First-year student Philipp Ruben entered law school with an engineering background. “Law school was a major transition,” he said. “My faculty mentor provided excellent resources and advice for my course work. My attorney mentor helped define my focus within IP law and opened the door to several networking opportunities.”
The mentorship program aims to enrich DePaul’s unique first-year IP Legal Writing program, through which qualified students learn the required first-year research and writing skills curriculum in the context of intellectual property law.

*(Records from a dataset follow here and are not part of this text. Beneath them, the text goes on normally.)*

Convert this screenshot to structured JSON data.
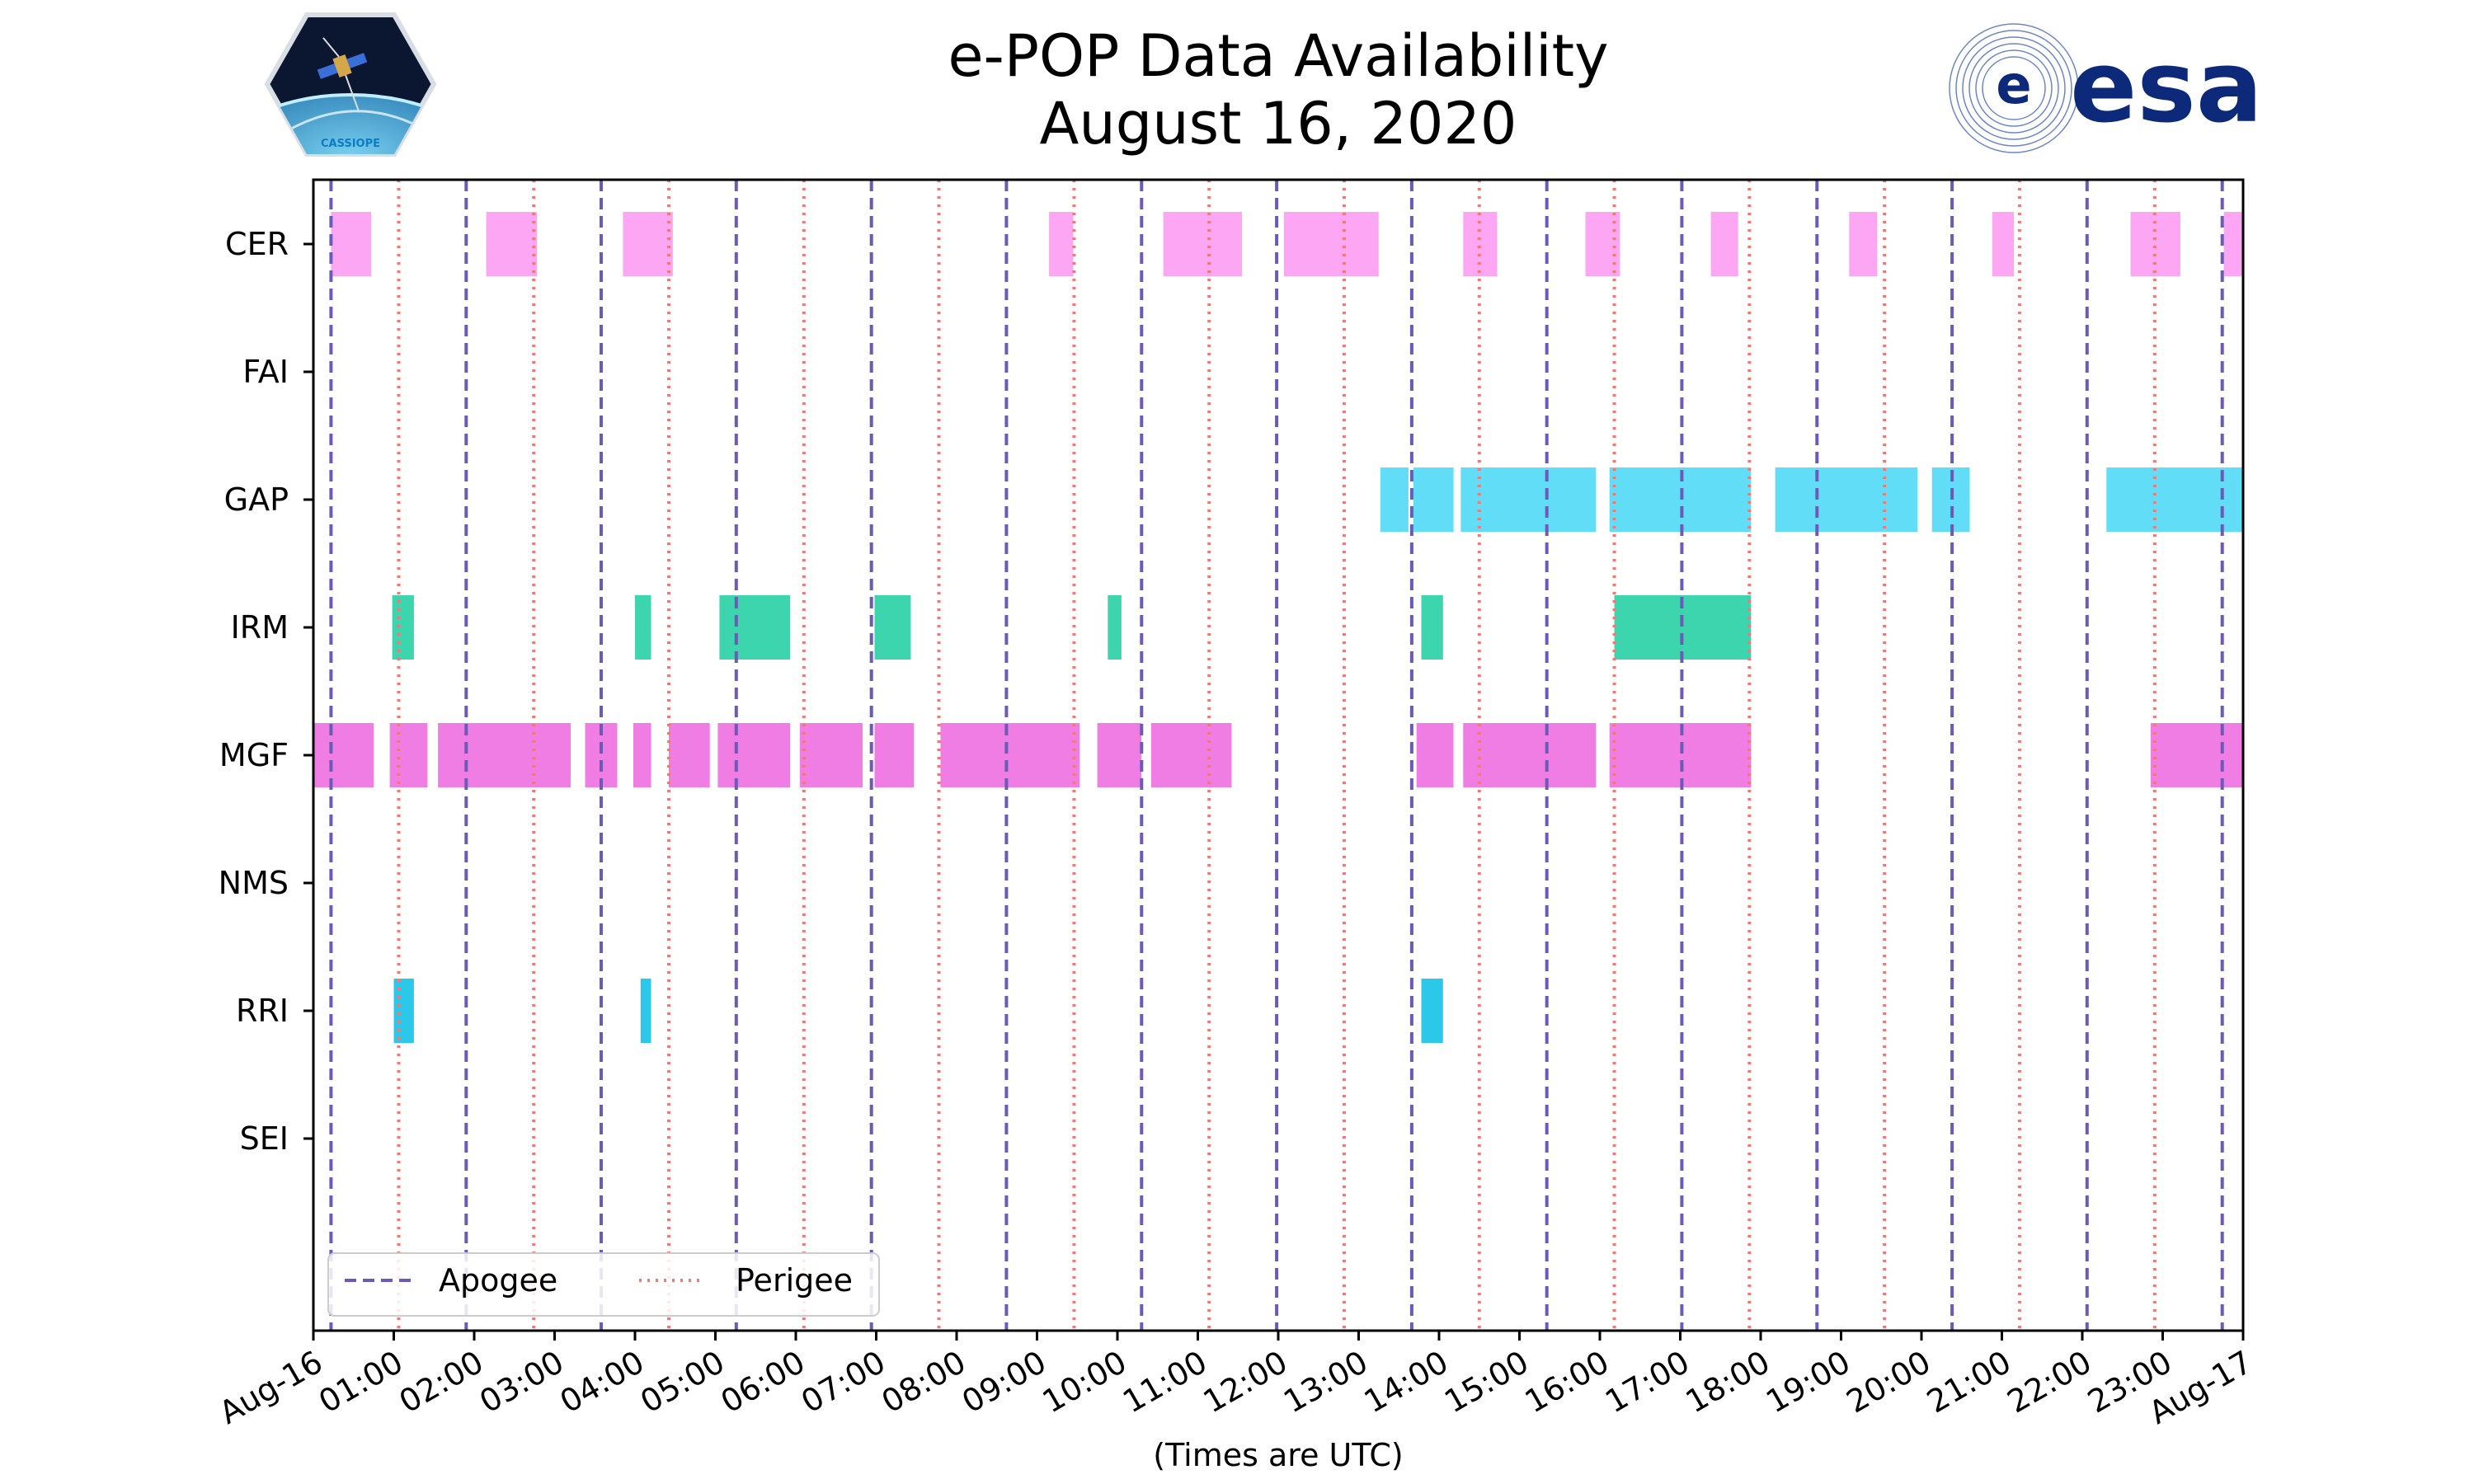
{
  "header": {
    "title_line1": "e-POP Data Availability",
    "title_line2": "August 16, 2020",
    "left_logo": "cassiope-mission-badge",
    "left_logo_text": "CASSIOPE",
    "right_logo": "esa-logo",
    "right_logo_text": "esa"
  },
  "chart_data": {
    "type": "timeline",
    "title": "e-POP Data Availability August 16, 2020",
    "xlabel": "(Times are UTC)",
    "ylabel": "",
    "xlim_hours": [
      0,
      24
    ],
    "x_tick_labels": [
      "Aug-16",
      "01:00",
      "02:00",
      "03:00",
      "04:00",
      "05:00",
      "06:00",
      "07:00",
      "08:00",
      "09:00",
      "10:00",
      "11:00",
      "12:00",
      "13:00",
      "14:00",
      "15:00",
      "16:00",
      "17:00",
      "18:00",
      "19:00",
      "20:00",
      "21:00",
      "22:00",
      "23:00",
      "Aug-17"
    ],
    "instruments": [
      "CER",
      "FAI",
      "GAP",
      "IRM",
      "MGF",
      "NMS",
      "RRI",
      "SEI"
    ],
    "series": [
      {
        "name": "CER",
        "color": "#fda6f4",
        "intervals": [
          [
            0.22,
            0.72
          ],
          [
            2.15,
            2.78
          ],
          [
            3.85,
            4.47
          ],
          [
            9.15,
            9.45
          ],
          [
            10.57,
            11.55
          ],
          [
            12.07,
            13.25
          ],
          [
            14.3,
            14.72
          ],
          [
            15.82,
            16.25
          ],
          [
            17.38,
            17.72
          ],
          [
            19.1,
            19.45
          ],
          [
            20.88,
            21.15
          ],
          [
            22.6,
            23.22
          ],
          [
            23.76,
            24
          ]
        ]
      },
      {
        "name": "FAI",
        "color": "#f3a5f0",
        "intervals": []
      },
      {
        "name": "GAP",
        "color": "#61ddf8",
        "intervals": [
          [
            13.27,
            13.62
          ],
          [
            13.68,
            14.18
          ],
          [
            14.27,
            15.95
          ],
          [
            16.12,
            17.88
          ],
          [
            18.18,
            19.95
          ],
          [
            20.13,
            20.6
          ],
          [
            22.3,
            24
          ]
        ]
      },
      {
        "name": "IRM",
        "color": "#3dd5ad",
        "intervals": [
          [
            0.98,
            1.25
          ],
          [
            4.0,
            4.2
          ],
          [
            5.05,
            5.93
          ],
          [
            6.98,
            7.43
          ],
          [
            9.88,
            10.05
          ],
          [
            13.78,
            14.05
          ],
          [
            16.18,
            17.88
          ]
        ]
      },
      {
        "name": "MGF",
        "color": "#f07de4",
        "intervals": [
          [
            0.0,
            0.75
          ],
          [
            0.95,
            1.42
          ],
          [
            1.55,
            3.2
          ],
          [
            3.38,
            3.78
          ],
          [
            3.98,
            4.2
          ],
          [
            4.42,
            4.93
          ],
          [
            5.03,
            5.93
          ],
          [
            6.05,
            6.83
          ],
          [
            6.98,
            7.47
          ],
          [
            7.8,
            9.53
          ],
          [
            9.75,
            10.3
          ],
          [
            10.42,
            11.42
          ],
          [
            13.72,
            14.18
          ],
          [
            14.3,
            15.95
          ],
          [
            16.12,
            17.88
          ],
          [
            22.85,
            24
          ]
        ]
      },
      {
        "name": "NMS",
        "color": "#f07de4",
        "intervals": []
      },
      {
        "name": "RRI",
        "color": "#2cc8ea",
        "intervals": [
          [
            1.0,
            1.25
          ],
          [
            4.07,
            4.2
          ],
          [
            13.78,
            14.05
          ]
        ]
      },
      {
        "name": "SEI",
        "color": "#f07de4",
        "intervals": []
      }
    ],
    "apogee_hours": [
      0.22,
      1.9,
      3.58,
      5.26,
      6.94,
      8.62,
      10.3,
      11.98,
      13.66,
      15.34,
      17.02,
      18.7,
      20.38,
      22.06,
      23.74
    ],
    "perigee_hours": [
      1.06,
      2.74,
      4.42,
      6.1,
      7.78,
      9.46,
      11.14,
      12.82,
      14.5,
      16.18,
      17.86,
      19.54,
      21.22,
      22.9
    ],
    "legend": {
      "position": "lower-left",
      "entries": [
        {
          "label": "Apogee",
          "color": "#6b5ab6",
          "style": "dashed"
        },
        {
          "label": "Perigee",
          "color": "#f07878",
          "style": "dotted"
        }
      ]
    }
  }
}
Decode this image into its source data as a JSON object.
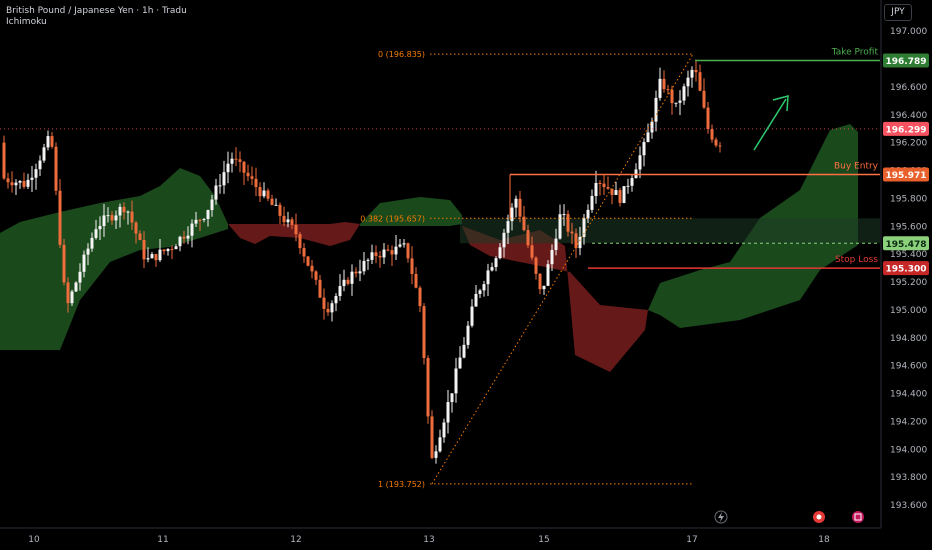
{
  "header": {
    "symbol": "British Pound / Japanese Yen · 1h · Tradu",
    "indicator": "Ichimoku"
  },
  "currency_button": "JPY",
  "y_axis_ticks": [
    "197.000",
    "196.800",
    "196.600",
    "196.400",
    "196.200",
    "196.000",
    "195.800",
    "195.600",
    "195.400",
    "195.200",
    "195.000",
    "194.800",
    "194.600",
    "194.400",
    "194.200",
    "194.000",
    "193.800",
    "193.600"
  ],
  "x_axis_ticks": [
    "10",
    "11",
    "12",
    "13",
    "15",
    "17",
    "18"
  ],
  "levels": {
    "take_profit": {
      "label": "Take Profit",
      "price": "196.789",
      "color": "#4caf50"
    },
    "buy_entry": {
      "label": "Buy Entry",
      "price": "195.971",
      "color": "#ff7043"
    },
    "stop_loss": {
      "label": "Stop Loss",
      "price": "195.300",
      "color": "#e53935"
    },
    "current": {
      "price": "196.299",
      "color": "#f7525f"
    },
    "cloud_level": {
      "price": "195.478",
      "color": "#8bd17c"
    }
  },
  "fib": {
    "level_0": "0 (196.835)",
    "level_0382": "0.382 (195.657)",
    "level_1": "1 (193.752)",
    "color": "#f57c00"
  },
  "colors": {
    "up": "#f4f4f4",
    "down": "#ef6c3d",
    "cloud_bull": "#1b4d1e",
    "cloud_bear": "#6b1a1a",
    "arrow": "#2ecc71"
  },
  "icons": [
    "lightning-icon",
    "record-icon",
    "gift-icon"
  ]
}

Together, the legal writing and mentorship programs offer students focused practical skills training as well as invaluable connections with IP faculty and the IP legal community at the beginning of law school.
“My attorney mentor has been invaluable during my first year,” said student Brittney Cato. “She has not only introduced me to attorneys working in the IP field, but has also encouraged me to go out and make connections on my own by joining bar associations and attending their lectures.”
The new initiatives fall in line with CIPLIT’s mission “to develop IP professionals of the highest caliber through an all-inclusive learning experience that combines outstanding classroom education, innovative scholarship, first-class training in lawyering skills and an unparalleled range of extracurricular activities.” Keeping this charge in sight, CIPLIT has created curricular and extracurricular programs that not only garner national recognition from legal and academic communities, but also enhance students’ career development.
“Since its inception, CIPLIT has placed dozens of students in IP jobs, in some instances right after the first year of law school,” said Professor Roberta R. Kwall, the founding and current director of CIPLIT. “Many of our early students now occupy prominent positions within their firms and organizations. We find it so gratifying that all of them got their start at DePaul, where they could learn and grow in a supportive yet academically rigorous environment.”
The supportive law school environment that Professor Kwall mentions is a contributing factor to the IP program’s success and expansion. In fact, it has acted as an incubator for many programs over the years.
One such program is the technology and intellectual property clinic that DePaul opened under the guidance of Professor Barbara Bressler in 2000. The TIP ClinicTM, as it is known, was one of the first law school clinical programs to provide transactional services exclusively in the areas of patent, trademark and copyright law to clients who cannot afford to pay private counsel for such services. Following the clinic’s mantra, Protecting the Creative Works of Creative Minds®, students assist a wide range of clients, including entrepreneurs, musicians, artists, authors and inventors.
Today, IP touches nearly every area of the legal curriculum. Students learn first-hand—through traditional classroom theory and practical skills training—from leading scholars and practitioners in areas that include patent law, copyright and trademark law, art and museum law, entertainment law, cyberlaw and more. In addition to the first-year programs and the clinic, DePaul offers four specialized certificate programs, a joint degree and an LLM degree in IP law.
With its broad and innovative coursework, student-centric programs and respected faculty, DePaul is certain to advance IP legal education for years to come.